The plan, championed in part by Missoula County Commissioner Cola Rowley and Ward 3 City Council member Emily Bentley, created a task force to explore areas where improvements could be made, including crisis intervention, more pretrial options, and stronger communication across the criminal justice system.

They also looked at the county’s needs, such as a 24-hour mental health crisis facility and a detox center.

“Our detention officers do an amazing job, but one of the challenges they face is people with substance abuse issues,” McDermott said. “We’ve had people die going through that withdrawal process in our detention center. Other folks that have mental illnesses present a huge challenge for our people. They’re not properly trained and equipped to deal with those issues in a detention setting.”

In 2014, Missoula County was ordered to pay $565,500 in damages to a family of a woman who died of an alcohol withdrawal seizure in 2009. Five years later, a 51-year old man committed suicide at the detention center by jumping from a second-floor railing.

While the county does have a mental health provider on hand to provide basic medical services, it’s not a service that can diagnose mental illnesses or start medication. More often that not, McDermott said, nonviolent offenders suffering from certain issues may come out of the jail in a condition worse than when they arrived.

“In a detention setting, it’s a huge challenge for us, and it’s a huge liability for the county,” McDermott said. “On the street, there’s a lack of options for people with a mental health crisis. That’s frustrating for us.”

The new jail diversion plan calls for a local 24-hour crisis center where law enforcement could divert patients away from a detention setting. It also calls for a detox unit.

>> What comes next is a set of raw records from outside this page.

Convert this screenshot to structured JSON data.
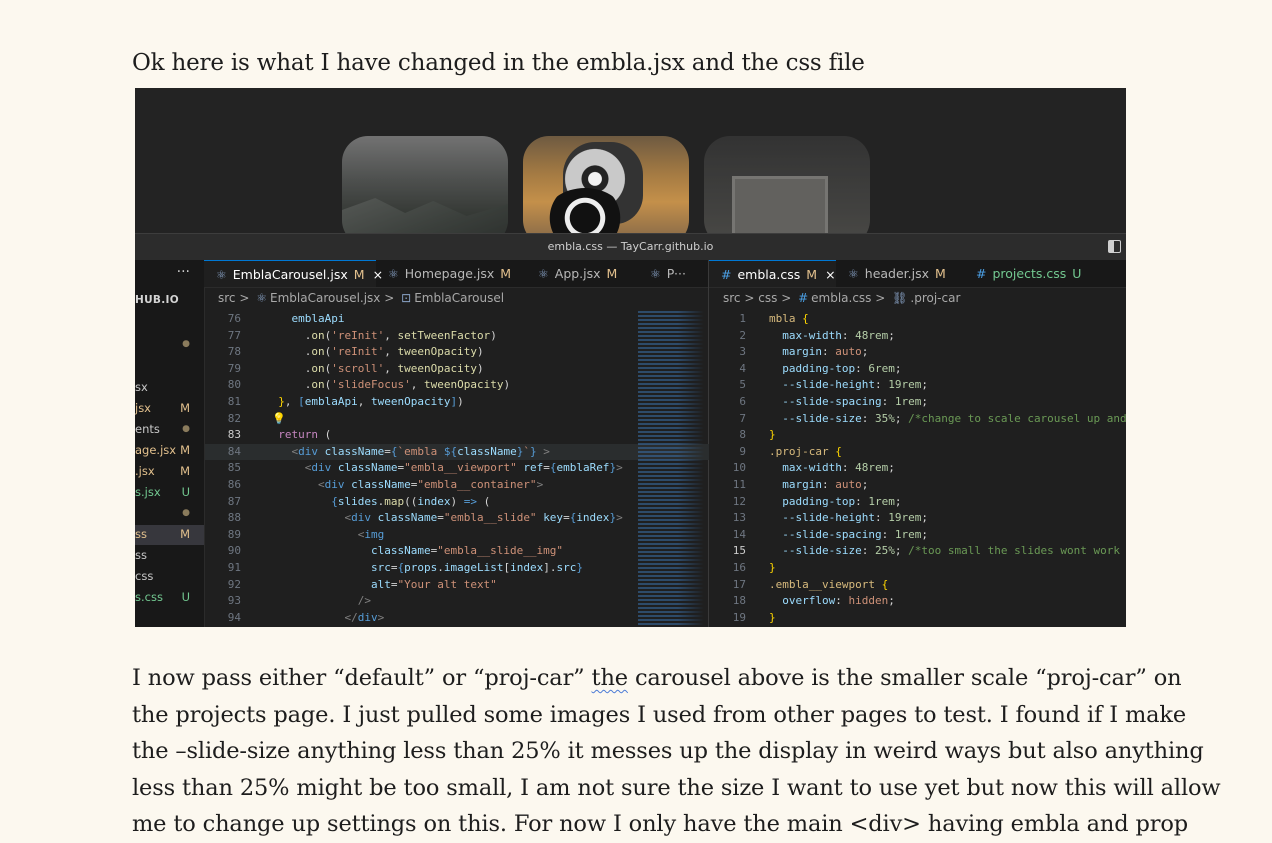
{
  "post": {
    "intro": "Ok here is what I have changed in the embla.jsx and the css file",
    "body_lines": [
      [
        "I now pass either “default” or “proj-car” ",
        "the",
        " carousel above is the smaller scale “proj-car” on"
      ],
      [
        "the projects page. I just pulled some images I used from other pages to test. I found if I make",
        "",
        ""
      ],
      [
        "the –slide-size anything less than 25% it messes up the display in weird ways but also anything",
        "",
        ""
      ],
      [
        "less than 25% might be too small, I am not sure the size I want to use yet but now this will allow",
        "",
        ""
      ],
      [
        "me to change up settings on this. For now I only have the main <div> having embla and prop",
        "",
        ""
      ]
    ]
  },
  "window": {
    "title": "embla.css — TayCarr.github.io"
  },
  "sidebar": {
    "header": "HUB.IO",
    "rows": [
      {
        "name": "",
        "badge": "●",
        "kind": "dot"
      },
      {
        "name": "sx",
        "badge": "",
        "kind": ""
      },
      {
        "name": "jsx",
        "badge": "M",
        "kind": "mod"
      },
      {
        "name": "ents",
        "badge": "●",
        "kind": "dot"
      },
      {
        "name": "age.jsx",
        "badge": "M",
        "kind": "mod"
      },
      {
        "name": ".jsx",
        "badge": "M",
        "kind": "mod"
      },
      {
        "name": "s.jsx",
        "badge": "U",
        "kind": "unt"
      },
      {
        "name": "",
        "badge": "●",
        "kind": "dot"
      },
      {
        "name": "ss",
        "badge": "M",
        "kind": "mod",
        "selected": true
      },
      {
        "name": "ss",
        "badge": "",
        "kind": ""
      },
      {
        "name": "css",
        "badge": "",
        "kind": ""
      },
      {
        "name": "s.css",
        "badge": "U",
        "kind": "unt"
      }
    ]
  },
  "left_editor": {
    "tabs": [
      {
        "icon": "⚛",
        "label": "EmblaCarousel.jsx",
        "status": "M",
        "close": "×",
        "active": true
      },
      {
        "icon": "⚛",
        "label": "Homepage.jsx",
        "status": "M",
        "close": "",
        "active": false
      },
      {
        "icon": "⚛",
        "label": "App.jsx",
        "status": "M",
        "close": "",
        "active": false
      },
      {
        "icon": "⚛",
        "label": "P",
        "status": "",
        "close": "",
        "active": false
      }
    ],
    "more": "···",
    "breadcrumb": {
      "a": "src",
      "sep1": ">",
      "b": "EmblaCarousel.jsx",
      "sep2": ">",
      "c": "EmblaCarousel"
    },
    "lines": [
      {
        "n": "76",
        "html": "    <span class='v'>emblaApi</span>"
      },
      {
        "n": "77",
        "html": "      .<span class='f'>on</span>(<span class='s'>'reInit'</span>, <span class='f'>setTweenFactor</span>)"
      },
      {
        "n": "78",
        "html": "      .<span class='f'>on</span>(<span class='s'>'reInit'</span>, <span class='f'>tweenOpacity</span>)"
      },
      {
        "n": "79",
        "html": "      .<span class='f'>on</span>(<span class='s'>'scroll'</span>, <span class='f'>tweenOpacity</span>)"
      },
      {
        "n": "80",
        "html": "      .<span class='f'>on</span>(<span class='s'>'slideFocus'</span>, <span class='f'>tweenOpacity</span>)"
      },
      {
        "n": "81",
        "html": "  <span class='p'>}</span>, <span class='t'>[</span><span class='v'>emblaApi</span>, <span class='v'>tweenOpacity</span><span class='t'>]</span>)"
      },
      {
        "n": "82",
        "html": ""
      },
      {
        "n": "83",
        "html": "  <span class='k'>return</span> (",
        "cur": true
      },
      {
        "n": "84",
        "html": "    <span class='tg'>&lt;</span><span class='t'>div</span> <span class='v'>className</span>=<span class='t'>{</span><span class='s'>`embla </span><span class='t'>${</span><span class='v'>className</span><span class='t'>}</span><span class='s'>`</span><span class='t'>}</span> <span class='tg'>&gt;</span>",
        "hl": true
      },
      {
        "n": "85",
        "html": "      <span class='tg'>&lt;</span><span class='t'>div</span> <span class='v'>className</span>=<span class='s'>\"embla__viewport\"</span> <span class='v'>ref</span>=<span class='t'>{</span><span class='v'>emblaRef</span><span class='t'>}</span><span class='tg'>&gt;</span>"
      },
      {
        "n": "86",
        "html": "        <span class='tg'>&lt;</span><span class='t'>div</span> <span class='v'>className</span>=<span class='s'>\"embla__container\"</span><span class='tg'>&gt;</span>"
      },
      {
        "n": "87",
        "html": "          <span class='t'>{</span><span class='v'>slides</span>.<span class='f'>map</span>((<span class='v'>index</span>) <span class='t'>=&gt;</span> ("
      },
      {
        "n": "88",
        "html": "            <span class='tg'>&lt;</span><span class='t'>div</span> <span class='v'>className</span>=<span class='s'>\"embla__slide\"</span> <span class='v'>key</span>=<span class='t'>{</span><span class='v'>index</span><span class='t'>}</span><span class='tg'>&gt;</span>"
      },
      {
        "n": "89",
        "html": "              <span class='tg'>&lt;</span><span class='t'>img</span>"
      },
      {
        "n": "90",
        "html": "                <span class='v'>className</span>=<span class='s'>\"embla__slide__img\"</span>"
      },
      {
        "n": "91",
        "html": "                <span class='v'>src</span>=<span class='t'>{</span><span class='v'>props</span>.<span class='v'>imageList</span>[<span class='v'>index</span>].<span class='v'>src</span><span class='t'>}</span>"
      },
      {
        "n": "92",
        "html": "                <span class='v'>alt</span>=<span class='s'>\"Your alt text\"</span>"
      },
      {
        "n": "93",
        "html": "              <span class='tg'>/&gt;</span>"
      },
      {
        "n": "94",
        "html": "            <span class='tg'>&lt;/</span><span class='t'>div</span><span class='tg'>&gt;</span>"
      }
    ]
  },
  "right_editor": {
    "tabs": [
      {
        "icon": "#",
        "label": "embla.css",
        "status": "M",
        "close": "×",
        "active": true
      },
      {
        "icon": "⚛",
        "label": "header.jsx",
        "status": "M",
        "close": "",
        "active": false
      },
      {
        "icon": "#",
        "label": "projects.css",
        "status": "U",
        "close": "",
        "active": false,
        "green": true
      }
    ],
    "breadcrumb": {
      "a": "src",
      "sep1": ">",
      "b": "css",
      "sep2": ">",
      "c": "embla.css",
      "sep3": ">",
      "d": ".proj-car"
    },
    "lines": [
      {
        "n": "1",
        "html": "<span class='sel'>mbla</span> <span class='p'>{</span>"
      },
      {
        "n": "2",
        "html": "  <span class='v'>max-width</span>: <span class='num'>48rem</span>;"
      },
      {
        "n": "3",
        "html": "  <span class='v'>margin</span>: <span class='s'>auto</span>;"
      },
      {
        "n": "4",
        "html": "  <span class='v'>padding-top</span>: <span class='num'>6rem</span>;"
      },
      {
        "n": "5",
        "html": "  <span class='v'>--slide-height</span>: <span class='num'>19rem</span>;"
      },
      {
        "n": "6",
        "html": "  <span class='v'>--slide-spacing</span>: <span class='num'>1rem</span>;"
      },
      {
        "n": "7",
        "html": "  <span class='v'>--slide-size</span>: <span class='num'>35%</span>; <span class='c'>/*change to scale carousel up and</span>"
      },
      {
        "n": "8",
        "html": "<span class='p'>}</span>"
      },
      {
        "n": "9",
        "html": "<span class='sel'>.proj-car</span> <span class='p'>{</span>"
      },
      {
        "n": "10",
        "html": "  <span class='v'>max-width</span>: <span class='num'>48rem</span>;"
      },
      {
        "n": "11",
        "html": "  <span class='v'>margin</span>: <span class='s'>auto</span>;"
      },
      {
        "n": "12",
        "html": "  <span class='v'>padding-top</span>: <span class='num'>1rem</span>;"
      },
      {
        "n": "13",
        "html": "  <span class='v'>--slide-height</span>: <span class='num'>19rem</span>;"
      },
      {
        "n": "14",
        "html": "  <span class='v'>--slide-spacing</span>: <span class='num'>1rem</span>;"
      },
      {
        "n": "15",
        "html": "  <span class='v'>--slide-size</span>: <span class='num'>25%</span>; <span class='c'>/*too small the slides wont work</span>",
        "cur": true
      },
      {
        "n": "16",
        "html": "<span class='p'>}</span>"
      },
      {
        "n": "17",
        "html": "<span class='sel'>.embla__viewport</span> <span class='p'>{</span>"
      },
      {
        "n": "18",
        "html": "  <span class='v'>overflow</span>: <span class='s'>hidden</span>;"
      },
      {
        "n": "19",
        "html": "<span class='p'>}</span>"
      }
    ]
  }
}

Both efforts are intended to get offenders help without locking them up and exacerbating the problem.

McDermott said his department has also launched a crisis intervention training program to help law enforcement recognized mental health issues. They’ve created a position to monitor the daily jail population as well, looking to identify nonviolent offenders and those with mental health issues.

This budgeting cycle, McDermott also plans to hard fund a position for a mental health provider at the facility. The position currently exists but is funded by a temporary grant.

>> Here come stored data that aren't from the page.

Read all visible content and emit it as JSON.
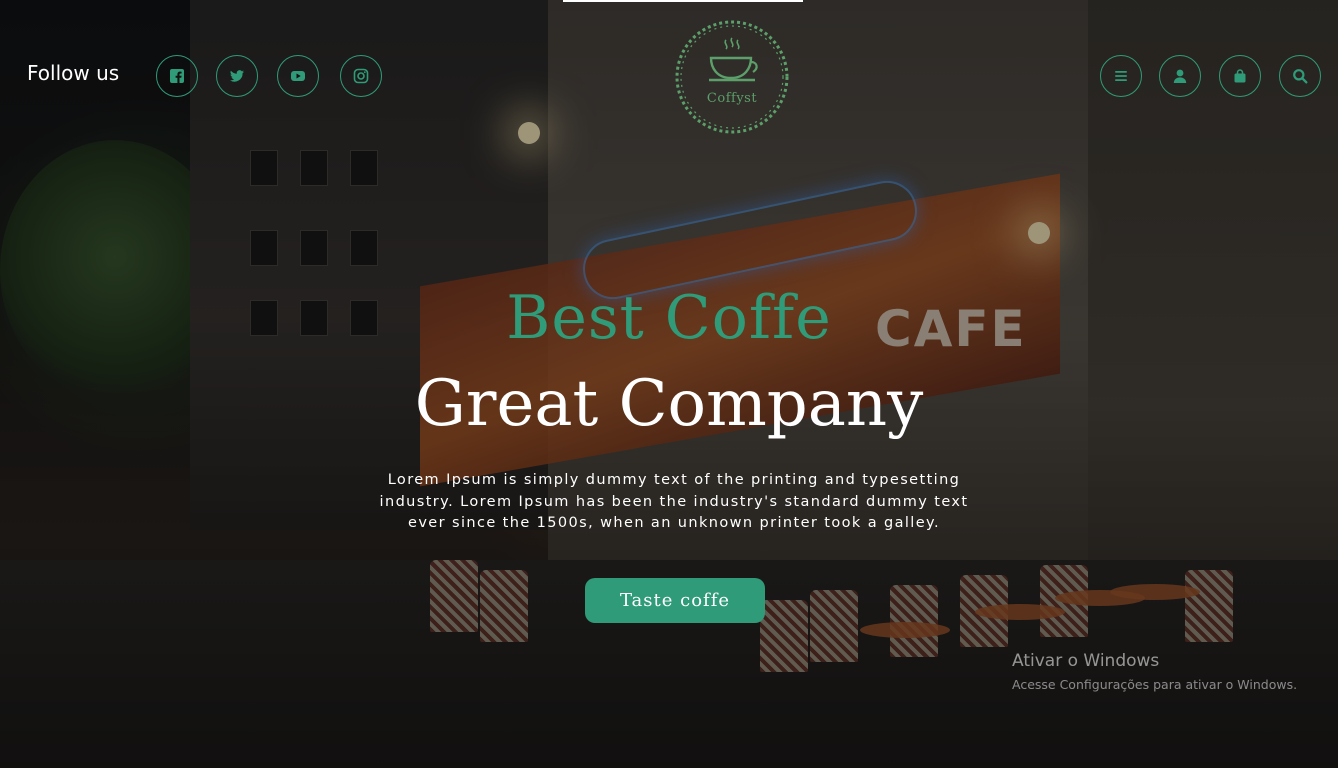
{
  "header": {
    "follow_label": "Follow us",
    "social": [
      {
        "icon": "facebook-icon"
      },
      {
        "icon": "twitter-icon"
      },
      {
        "icon": "youtube-icon"
      },
      {
        "icon": "instagram-icon"
      }
    ],
    "actions": [
      {
        "icon": "menu-icon"
      },
      {
        "icon": "user-icon"
      },
      {
        "icon": "shopping-bag-icon"
      },
      {
        "icon": "search-icon"
      }
    ],
    "logo_text": "Coffyst"
  },
  "hero": {
    "title_line1": "Best Coffe",
    "title_line2": "Great Company",
    "description": "Lorem Ipsum is simply dummy text of the printing and typesetting industry. Lorem Ipsum has been the industry's standard dummy text ever since the 1500s, when an unknown printer took a galley.",
    "cta_label": "Taste coffe"
  },
  "background": {
    "cafe_sign": "CAFE"
  },
  "watermark": {
    "title": "Ativar o Windows",
    "subtitle": "Acesse Configurações para ativar o Windows."
  },
  "colors": {
    "accent": "#2f9b78",
    "logo": "#5c9f6a",
    "text": "#ffffff"
  }
}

“We’ve moved her office right into our booking area in detention so she can see people right when they’re brought in and try to divert them from there,” McDermott said. “With our crisis intervention training, instead of what typically would be an arrest, we can take an identifiable mental health issue and deal with that appropriately.”

While McDermott is reluctant to paint the situation as a financial one, he believes preventative efforts and community solutions would come cheaper than building a $16 million jail addition. Local hospitals also estimate their losses at $250,000 a year in providing uncompensated care, a cost that provides incentives to find a solution.

In contrast, McDermott noted, home-arrest bracelets cost around $19 a day and breath samples are $2 a test.

“A year from now, I’d like to see the plan adopted by the city and county,” McDermott said. “I’d like the hospitals, specifically in regards to folks with mental health issues, expand their services. I’d like to see a 24-hour mental health crisis facility with a law enforcement drop of.”

He also supports the plan’s call for a detox center, and expanding pretrial and home arrest programs.

“It’s about doing what’s right for our community and for people who find themselves in that situation and need treatment,” McDermott said. “If we can eliminated or greatly reduce nonviolent offenders, get them in these other programs and still hold them accountable for their offenses and get them back to work and family, then we’ll have the space to house people who need to be in our jail.”